The cycle repeated itself over and over—until, in about 2020, when he lost something so precious to him: Someone he loved. His partner didn’t think Chad was taking his sobriety seriously. Chad’s partner left him.

“I lost this person I loved,” he said.

Only then did he stop drinking.

“Every addict has to decide they’re sick of it,” he said. “That they’re done with it.” It won’t happen, he said, “until you’re ready to change.”

The letter

Back in time. About a week after Chad found the severed deer legs in his exhaust pipe, he was heading out of the high school building, again. Into the parking lot, again. He came across a dead animal in his truck, again.

This time, it was a chicken.

“There was blood everywhere,” he said.

All over the bench seat. Near the steering wheel. All he could think to do was wipe up the blood.

“It didn’t hit me hard at all,” he recalled.

Chad, then a junior in high school, had already endured years of hateful epithets. The dead chicken, in his view, was a physical manifestation of what he had already experienced verbally.

It had, he said, “already made me numb.”

Not long after, when he was about 18 years old, Chad wrote a letter to his parents.
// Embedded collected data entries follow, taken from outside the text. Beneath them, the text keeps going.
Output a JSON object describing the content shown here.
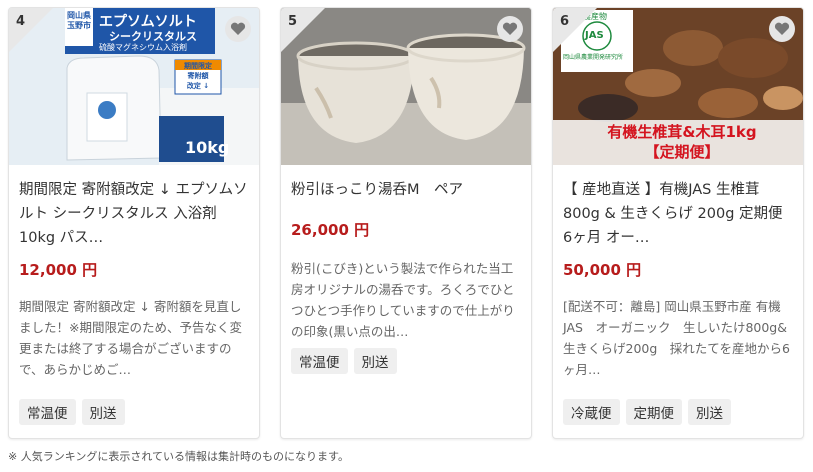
{
  "cards": [
    {
      "rank": "4",
      "image_text": {
        "origin": "岡山県\n玉野市",
        "brand": "エプソムソルト",
        "brand2": "シークリスタルス",
        "subtitle": "硫酸マグネシウム入浴剤",
        "badge": "期間限定\n寄附額\n改定 ↓",
        "weight": "10kg"
      },
      "title": "期間限定 寄附額改定 ↓ エプソムソルト シークリスタルス 入浴剤 10kg パス…",
      "price": "12,000 円",
      "description": "期間限定 寄附額改定 ↓ 寄附額を見直しました！※期間限定のため、予告なく変更または終了する場合がございますので、あらかじめご…",
      "tags": [
        "常温便",
        "別送"
      ]
    },
    {
      "rank": "5",
      "title": "粉引ほっこり湯呑M　ペア",
      "price": "26,000 円",
      "description": "粉引(こびき)という製法で作られた当工房オリジナルの湯呑です。ろくろでひとつひとつ手作りしていますので仕上がりの印象(黒い点の出…",
      "tags": [
        "常温便",
        "別送"
      ]
    },
    {
      "rank": "6",
      "image_text": {
        "seal_top": "農産物",
        "seal_mark": "JAS",
        "seal_bottom": "岡山県農業開発研究所",
        "banner": "有機生椎茸&木耳1kg\n【定期便】"
      },
      "title": "【 産地直送 】有機JAS 生椎茸 800g & 生きくらげ 200g 定期便 6ヶ月 オー…",
      "price": "50,000 円",
      "description": "[配送不可：離島] 岡山県玉野市産 有機JAS　オーガニック　生しいたけ800g&生きくらげ200g　採れたてを産地から6ヶ月…",
      "tags": [
        "冷蔵便",
        "定期便",
        "別送"
      ]
    }
  ],
  "footnote": "※ 人気ランキングに表示されている情報は集計時のものになります。",
  "icons": {
    "favorite": "heart-icon"
  },
  "colors": {
    "price": "#b71c1c",
    "tag_bg": "#efefef",
    "rank_bg": "#e8e8e8"
  }
}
He typed it because “I was afraid to say it out loud.” He left the letter on a table in the living room between two chairs, where his parents liked to sit. And then he departed for his part-time job.

Chad doesn’t remember the specifics of the letter, other than this: that he told his parents he is gay. That “this is who I am.”

But he remembers this: “I felt relief,” he said, “because I was sick of carrying that around for so many years.”

His parents already knew. So did his older brother. They weren’t surprised. Chad’s parents did tell him that they were sad that Chad, their son, felt he could only tell them in a letter, not to their face. They also wanted him to know one thing: We love you.